Литературная Газета, 6471 (№ 28/2014) | страница 26




ПОЛЕ ЦВЕТОВ В ИЮНЕ

Надя Делаланд. Сон на краю. – М.: Воймега, 2014. – 48 с. – 1000 экз.

Символизм Нади Делаланд – не умозрительный, а чувственный, живой, с цветным разноголосьем запахов и звуков, то вселенско трагичный, то по-домашнему уютный и нестрашный. Жаркий, щедрый эмоциональный жест, взволнованный ритм, нарочито сбивчивая речь, открывающая многослойный смысловой простор, – вот основные штрихи к поэтике Делаланд.

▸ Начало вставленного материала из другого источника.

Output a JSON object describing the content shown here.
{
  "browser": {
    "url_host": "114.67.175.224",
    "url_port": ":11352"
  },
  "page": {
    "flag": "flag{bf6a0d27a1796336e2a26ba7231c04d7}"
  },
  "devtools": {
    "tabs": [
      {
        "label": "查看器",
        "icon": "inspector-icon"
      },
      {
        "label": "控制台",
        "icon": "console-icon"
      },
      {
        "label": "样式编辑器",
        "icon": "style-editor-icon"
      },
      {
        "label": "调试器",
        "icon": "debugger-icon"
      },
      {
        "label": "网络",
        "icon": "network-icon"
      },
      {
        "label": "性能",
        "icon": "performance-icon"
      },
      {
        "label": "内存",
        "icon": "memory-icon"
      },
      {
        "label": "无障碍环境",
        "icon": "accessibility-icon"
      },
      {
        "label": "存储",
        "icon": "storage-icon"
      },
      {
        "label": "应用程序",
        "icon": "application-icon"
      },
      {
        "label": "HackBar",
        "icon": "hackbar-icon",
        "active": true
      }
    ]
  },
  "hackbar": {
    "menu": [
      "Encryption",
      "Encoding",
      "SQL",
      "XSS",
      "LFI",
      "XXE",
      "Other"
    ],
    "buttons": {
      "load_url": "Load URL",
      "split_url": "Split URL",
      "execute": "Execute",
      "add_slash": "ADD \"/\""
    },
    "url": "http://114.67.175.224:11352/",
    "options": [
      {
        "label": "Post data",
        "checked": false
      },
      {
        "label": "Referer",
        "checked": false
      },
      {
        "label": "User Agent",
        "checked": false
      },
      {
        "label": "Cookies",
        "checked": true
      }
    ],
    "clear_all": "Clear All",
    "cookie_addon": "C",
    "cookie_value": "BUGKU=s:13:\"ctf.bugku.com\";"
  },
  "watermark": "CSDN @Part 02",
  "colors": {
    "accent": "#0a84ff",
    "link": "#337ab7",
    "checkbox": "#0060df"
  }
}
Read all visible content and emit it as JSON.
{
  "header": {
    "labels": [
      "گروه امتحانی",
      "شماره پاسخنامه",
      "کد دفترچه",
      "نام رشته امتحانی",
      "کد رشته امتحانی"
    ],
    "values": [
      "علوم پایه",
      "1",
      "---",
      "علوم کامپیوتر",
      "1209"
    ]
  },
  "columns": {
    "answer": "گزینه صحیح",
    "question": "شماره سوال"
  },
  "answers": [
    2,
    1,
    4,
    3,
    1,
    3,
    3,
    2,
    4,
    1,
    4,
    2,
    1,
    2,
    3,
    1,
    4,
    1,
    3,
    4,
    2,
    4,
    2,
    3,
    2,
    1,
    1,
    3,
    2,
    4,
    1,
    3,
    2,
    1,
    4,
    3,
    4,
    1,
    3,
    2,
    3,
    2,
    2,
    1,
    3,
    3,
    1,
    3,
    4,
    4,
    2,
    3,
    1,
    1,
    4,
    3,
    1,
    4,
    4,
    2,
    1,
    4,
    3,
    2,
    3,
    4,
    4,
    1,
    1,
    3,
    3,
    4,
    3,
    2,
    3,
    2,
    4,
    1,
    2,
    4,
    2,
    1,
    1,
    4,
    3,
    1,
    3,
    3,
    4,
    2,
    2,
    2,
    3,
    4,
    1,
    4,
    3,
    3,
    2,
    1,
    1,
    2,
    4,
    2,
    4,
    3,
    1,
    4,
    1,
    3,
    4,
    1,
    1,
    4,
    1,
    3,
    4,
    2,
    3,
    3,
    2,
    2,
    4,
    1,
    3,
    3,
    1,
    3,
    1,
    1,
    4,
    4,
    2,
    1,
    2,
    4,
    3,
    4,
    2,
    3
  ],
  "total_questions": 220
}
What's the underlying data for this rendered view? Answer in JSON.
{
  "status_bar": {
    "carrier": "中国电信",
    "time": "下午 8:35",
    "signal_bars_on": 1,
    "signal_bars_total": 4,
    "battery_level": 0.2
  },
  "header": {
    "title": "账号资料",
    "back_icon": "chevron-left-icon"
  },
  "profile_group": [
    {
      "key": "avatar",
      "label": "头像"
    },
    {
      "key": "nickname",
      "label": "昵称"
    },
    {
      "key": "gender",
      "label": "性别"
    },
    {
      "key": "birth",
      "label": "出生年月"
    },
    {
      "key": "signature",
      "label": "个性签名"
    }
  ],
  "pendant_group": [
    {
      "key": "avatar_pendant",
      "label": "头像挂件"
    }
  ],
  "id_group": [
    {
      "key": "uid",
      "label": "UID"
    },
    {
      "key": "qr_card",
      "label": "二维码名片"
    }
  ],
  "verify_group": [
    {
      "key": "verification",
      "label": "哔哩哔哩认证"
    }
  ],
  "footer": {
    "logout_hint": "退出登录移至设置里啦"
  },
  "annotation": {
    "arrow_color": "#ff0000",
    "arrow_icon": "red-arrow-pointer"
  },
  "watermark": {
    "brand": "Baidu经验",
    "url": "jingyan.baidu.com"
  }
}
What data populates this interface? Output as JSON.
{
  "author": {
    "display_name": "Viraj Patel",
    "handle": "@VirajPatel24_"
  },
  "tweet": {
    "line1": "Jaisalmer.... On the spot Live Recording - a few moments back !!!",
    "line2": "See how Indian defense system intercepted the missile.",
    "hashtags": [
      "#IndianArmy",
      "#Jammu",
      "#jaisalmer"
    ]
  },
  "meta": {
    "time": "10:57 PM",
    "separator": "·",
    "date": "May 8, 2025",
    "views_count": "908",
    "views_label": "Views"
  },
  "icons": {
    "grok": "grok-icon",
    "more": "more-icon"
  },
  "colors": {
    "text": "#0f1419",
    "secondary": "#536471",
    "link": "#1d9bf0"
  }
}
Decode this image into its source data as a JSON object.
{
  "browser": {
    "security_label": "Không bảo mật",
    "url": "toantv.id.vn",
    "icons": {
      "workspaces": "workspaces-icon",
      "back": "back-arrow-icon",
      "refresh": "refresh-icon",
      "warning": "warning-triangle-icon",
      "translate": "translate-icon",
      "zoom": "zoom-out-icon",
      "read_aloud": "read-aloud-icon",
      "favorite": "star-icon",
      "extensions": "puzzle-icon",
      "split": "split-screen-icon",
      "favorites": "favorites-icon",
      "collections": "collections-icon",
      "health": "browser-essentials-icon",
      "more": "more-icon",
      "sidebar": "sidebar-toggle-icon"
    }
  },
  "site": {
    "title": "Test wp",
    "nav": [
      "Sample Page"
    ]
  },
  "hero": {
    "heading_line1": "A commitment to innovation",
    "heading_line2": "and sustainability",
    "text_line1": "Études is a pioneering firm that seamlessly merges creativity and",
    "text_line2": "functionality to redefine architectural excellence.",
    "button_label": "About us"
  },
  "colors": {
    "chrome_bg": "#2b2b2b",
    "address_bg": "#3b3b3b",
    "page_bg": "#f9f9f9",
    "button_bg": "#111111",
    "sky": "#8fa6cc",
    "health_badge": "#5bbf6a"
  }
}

Не дари ты мне – ни живых, ни мёртвых,

ни в тюремных горшках, распустивших нюни,

ни в торжественных похоронных свёртках,

подари мне поле цветов в июне.

А слабо – всё поле? Чтоб днём и ночью

стрекотало, пело, жужжало рядом,

семантическое, ага, в цветочек,

в мотылёк, в кузнечик, в листок дырявый.

Я бы этим полем твоим владела,

любовалась, глаз бы с него не сводила,

и вдыхала запах бы, и балдела,

и бродила, и хоровод водила.

Если угодно, это символизм человечный, внятный, в центре которого не умозрительные конструкции, а реальный лирический герой, вызывающий интерес и сочувствие. Не помню, чтобы лирический герой Валерия Брюсова или Андрея Белого пробуждал к себе подобные чувства. От стихов мэтров всегда веяло неземной прохладой... От стихов же Нади Делаланд идёт горячий ток, и нет никакой необходимости сверяться с внутренним вопросом: верю или не верю? Потому что однозначно – да, верю.

За это время я успела

родить детей,

привыкнуть к своему лицу,

понять, что душераздирающая жалость –

единственная верная любовь...

И вот этому верю тоже:

перестану узнавать

кто зашёл в мою палату

лица станут как заплаты

и когда влетит пернатый

ангел с клювом виноватым

ляжет рядом на кровать

грустный маленький горбатый

я возьму его с кровати

колыбельно напевая

чтобы ртом своим кровавым

навсегда поцеловать...

Вот каким, оказывается, может быть символизм – даже в наше жёсткое время – сердечным.


ПЕРЕМОТАЙ НА САМОЕ НАЧАЛО

Станислав Ливинский. А где здесь наши? – М.: Воймега, 2013. – 48 с. – 400 экз.

Станислав Ливинский – чистой воды акмеист. Выпуклая образность, острая наблюдательность, доверительная разговорная интонация, которую точнее всего можно определить так: брутальная хандра, – вот из чего складывается поэтический мир Ливинского.

Всё – череда сплошных утрат.

Вишнёвый луг и бежин сад.

Шагами меришь клетку.

А время, словно старший брат,

смеётся, ставит детский мат

и не даёт конфетку.

Всё здесь к месту, всё убедительно, даже разговорное слово «меришь» прочитывается без спотыкания.

Почти все стихи Ливинского – это овеществлённая ностальгия по юности, по всему молодому, счастливому, навсегда утраченному. Горьким обаянием тоски веет от этой книги.